Um cortejo pacífico?
Aí vêm elas:
Sombra e objeto
Potência e ato
Sonho e labor
Escuridão e luz
Mas, desde já, livres de todo senhor e de toda cruz!
LOBISOMEM
(1)
A fera
Espera
O momento certo
De erguer o cetro
Impera
No instante
Em que se encerra
A censura da consciência
Esmera-se na vertigem da lucidez
E assoma na insensatez das paixões humanas
(2)
Um lobo corre
No labirinto da tua
Existência
Até que ele acha a saída
E destrona tua fugaz
Consciência
(3)
No esfíngico rincão
Do inconsciente
O primitivo que há em nós
Movimenta sua mão devastadora
No espelho
Esse antípoda de nós
Algoz silente e atroz
Íncubo que atormenta
A humanidade de todos
Medo de mim e dos outros
Hedionda face na íntima janela
Animal fugido da cela
D E S E S P E R A N Ç A
Em etílico assomo brada
O cobarde a desdita que o enfada:
“De outrem o fado cumprido
A vida é vazia, os dias, sofridos”...
No íntimo exílio, à mesa de Baco
Olvida-se com álcool e tabaco
Receando os algozes, os imigos
Prostrado por tantos castigos...
Ímpeto que o fizesse afrontar
E o vestisse de aço, pra pugnar...
Só teme.
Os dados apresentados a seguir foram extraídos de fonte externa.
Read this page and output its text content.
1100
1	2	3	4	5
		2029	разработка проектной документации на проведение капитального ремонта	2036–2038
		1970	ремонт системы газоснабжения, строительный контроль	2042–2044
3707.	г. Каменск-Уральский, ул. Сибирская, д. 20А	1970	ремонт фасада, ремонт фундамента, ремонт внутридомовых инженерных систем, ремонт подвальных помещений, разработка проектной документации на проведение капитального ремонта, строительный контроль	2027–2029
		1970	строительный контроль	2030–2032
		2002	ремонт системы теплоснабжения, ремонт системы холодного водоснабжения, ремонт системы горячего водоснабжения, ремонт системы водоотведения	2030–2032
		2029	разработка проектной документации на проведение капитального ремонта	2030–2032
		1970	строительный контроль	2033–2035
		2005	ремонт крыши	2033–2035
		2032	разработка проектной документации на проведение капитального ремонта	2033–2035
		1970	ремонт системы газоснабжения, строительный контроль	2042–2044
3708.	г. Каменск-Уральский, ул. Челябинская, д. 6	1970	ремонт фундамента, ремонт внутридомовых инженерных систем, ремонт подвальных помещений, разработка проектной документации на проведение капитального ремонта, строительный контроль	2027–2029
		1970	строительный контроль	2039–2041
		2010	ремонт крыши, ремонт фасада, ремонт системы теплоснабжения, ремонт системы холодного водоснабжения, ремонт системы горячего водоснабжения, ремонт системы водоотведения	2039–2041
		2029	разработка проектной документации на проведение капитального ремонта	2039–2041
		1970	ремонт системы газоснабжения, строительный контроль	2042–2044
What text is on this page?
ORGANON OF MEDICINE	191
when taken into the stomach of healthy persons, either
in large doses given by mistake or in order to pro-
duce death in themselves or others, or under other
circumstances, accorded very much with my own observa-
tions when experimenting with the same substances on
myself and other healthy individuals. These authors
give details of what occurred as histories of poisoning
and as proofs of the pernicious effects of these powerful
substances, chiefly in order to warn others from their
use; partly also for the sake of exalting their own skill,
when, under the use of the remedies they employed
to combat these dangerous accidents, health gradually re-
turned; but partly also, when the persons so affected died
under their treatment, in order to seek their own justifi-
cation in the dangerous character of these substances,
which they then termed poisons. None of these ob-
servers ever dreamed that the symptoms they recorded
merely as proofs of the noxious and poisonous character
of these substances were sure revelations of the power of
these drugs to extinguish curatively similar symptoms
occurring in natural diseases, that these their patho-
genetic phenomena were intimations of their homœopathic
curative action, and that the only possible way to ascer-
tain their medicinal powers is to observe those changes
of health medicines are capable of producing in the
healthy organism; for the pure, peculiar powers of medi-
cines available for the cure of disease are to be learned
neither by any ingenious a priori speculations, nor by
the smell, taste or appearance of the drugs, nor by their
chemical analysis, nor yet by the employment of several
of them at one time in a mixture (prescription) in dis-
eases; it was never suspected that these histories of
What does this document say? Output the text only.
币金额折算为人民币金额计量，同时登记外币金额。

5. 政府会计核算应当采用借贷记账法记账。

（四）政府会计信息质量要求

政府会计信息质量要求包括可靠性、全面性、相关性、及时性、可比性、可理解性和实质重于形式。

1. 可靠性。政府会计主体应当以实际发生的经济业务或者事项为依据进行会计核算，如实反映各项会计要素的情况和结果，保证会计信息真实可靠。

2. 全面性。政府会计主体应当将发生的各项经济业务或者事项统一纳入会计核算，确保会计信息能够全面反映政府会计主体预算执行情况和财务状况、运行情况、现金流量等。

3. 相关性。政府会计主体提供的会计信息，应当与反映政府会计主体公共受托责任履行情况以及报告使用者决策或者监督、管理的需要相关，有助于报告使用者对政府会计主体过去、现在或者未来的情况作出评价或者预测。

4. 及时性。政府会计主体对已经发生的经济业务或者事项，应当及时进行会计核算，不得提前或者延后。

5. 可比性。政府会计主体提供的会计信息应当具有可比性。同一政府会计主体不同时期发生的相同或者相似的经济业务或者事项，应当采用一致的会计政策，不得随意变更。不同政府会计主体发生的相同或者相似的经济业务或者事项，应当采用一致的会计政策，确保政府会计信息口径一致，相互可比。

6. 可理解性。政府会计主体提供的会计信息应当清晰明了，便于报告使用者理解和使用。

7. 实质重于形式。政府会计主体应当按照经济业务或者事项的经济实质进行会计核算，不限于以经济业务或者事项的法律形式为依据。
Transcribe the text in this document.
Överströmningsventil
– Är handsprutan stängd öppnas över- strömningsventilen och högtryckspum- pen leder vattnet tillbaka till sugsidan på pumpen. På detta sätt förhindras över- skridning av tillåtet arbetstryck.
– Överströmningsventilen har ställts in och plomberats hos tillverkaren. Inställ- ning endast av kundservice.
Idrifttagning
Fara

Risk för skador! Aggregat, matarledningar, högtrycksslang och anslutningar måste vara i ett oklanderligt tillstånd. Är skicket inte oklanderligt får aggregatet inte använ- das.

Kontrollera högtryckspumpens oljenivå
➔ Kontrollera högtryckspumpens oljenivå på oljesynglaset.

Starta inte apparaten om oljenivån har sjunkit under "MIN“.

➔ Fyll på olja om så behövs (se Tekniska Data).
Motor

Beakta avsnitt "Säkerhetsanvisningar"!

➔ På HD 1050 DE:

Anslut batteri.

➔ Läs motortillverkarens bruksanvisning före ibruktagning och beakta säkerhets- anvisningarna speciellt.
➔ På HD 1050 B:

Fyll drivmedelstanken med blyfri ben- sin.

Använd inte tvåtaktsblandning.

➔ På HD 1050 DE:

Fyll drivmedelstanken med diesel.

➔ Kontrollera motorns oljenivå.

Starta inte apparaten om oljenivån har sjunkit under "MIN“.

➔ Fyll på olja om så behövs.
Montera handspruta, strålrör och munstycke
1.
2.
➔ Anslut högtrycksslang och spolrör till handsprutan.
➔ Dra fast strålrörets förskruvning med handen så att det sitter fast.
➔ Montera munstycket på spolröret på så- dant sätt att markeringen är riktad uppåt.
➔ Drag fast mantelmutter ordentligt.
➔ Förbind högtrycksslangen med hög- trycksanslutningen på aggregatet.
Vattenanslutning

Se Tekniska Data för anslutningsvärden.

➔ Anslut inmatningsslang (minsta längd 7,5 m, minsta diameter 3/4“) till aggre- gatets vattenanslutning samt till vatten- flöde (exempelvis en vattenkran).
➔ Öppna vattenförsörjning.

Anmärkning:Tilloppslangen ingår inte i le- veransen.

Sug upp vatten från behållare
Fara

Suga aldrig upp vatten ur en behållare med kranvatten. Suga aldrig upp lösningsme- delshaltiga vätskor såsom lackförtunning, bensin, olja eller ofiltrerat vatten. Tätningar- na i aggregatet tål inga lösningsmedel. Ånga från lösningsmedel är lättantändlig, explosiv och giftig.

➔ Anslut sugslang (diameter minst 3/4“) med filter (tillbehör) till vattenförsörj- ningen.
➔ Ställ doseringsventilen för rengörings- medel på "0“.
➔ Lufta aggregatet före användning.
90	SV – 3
Quisera assustar!
Sonho que o incitasse a lutar
E o erguesse pra uma revolução comandar...
Mas morre. Quisera matar!
DOIS POEMAS
(1)
Vencer o destino
Indo além do previsto
Insisto no desatino
Ir além do concreto e do real
Mergulhando no secreto e no ideal
E viver nos sonhos
S o n h o s
T a m a n h o s
Suplantar o fim
E renascer
Menino
Numa espiral
Recorrente
Ser imortal
E inconseqüente
Poeta do excesso e do abscesso
Versejando o avesso e o transversal
Nunca onde posto
Uno e composto
Este e o oposto
Peito arquejando
O inarrável
Veia transbordando
O mistério
Expandindo meus desejos
Na anti-gravidade das horas
Expandindo meu universo
Com a imprevisibilidade do verso
(2)
Sou vário
Multifário
Alegria e calvário
Ao sabor das horas
E das desoras...
Eterno como os números
E fugaz como as palavras...
Virtudes ímpares
Pecados plurais
Razão e absurdo
Clamor surdo...
Livro inconcluso
Que se reescreve
Na urgência
Do que nasce
Ou morre...
Viandante
Que parte para onde ignora
Mas chega sempre onde mora
Porque mora em tudo...
Mundos
Ardentes
Diferentes
De mim mesmo...
Passos à toa
Perdidos uns dos outros...
Sem fim, sem começo
Todo dia me esqueço
Todo noite amanheço
Buscando por Deus
Mas não sei se o mereço...
O N Í V O R O
Vivamos livres, sem limites
Condenados à liberdade
Ao ócio, aos instintos
Como deuses loucos e lindos
Um nome?
Uma identidade?
Não nos serve...
Somos tudo, somos todos
E somos nada
Certezas e saudades?
Emprego e propriedades?
Correntes que nos agrilhoam
Falsos ideais a nos escravizar
Sem destino, sigamos
Para além do que já foi pensado e vivido
Inventemos novos sentidos para a vida
Novas trilhas para o mundo
Para a mente
Para a gente
Morte à pátria, à religião
Ao Capital e à moeda
Não nos basta o que temos:
O mundo, a humanidade, a filosofia, a arte?
E o futuro, gestado em nossas mentes
Qualquer coisa estranha a nós mesmos, não nos serve...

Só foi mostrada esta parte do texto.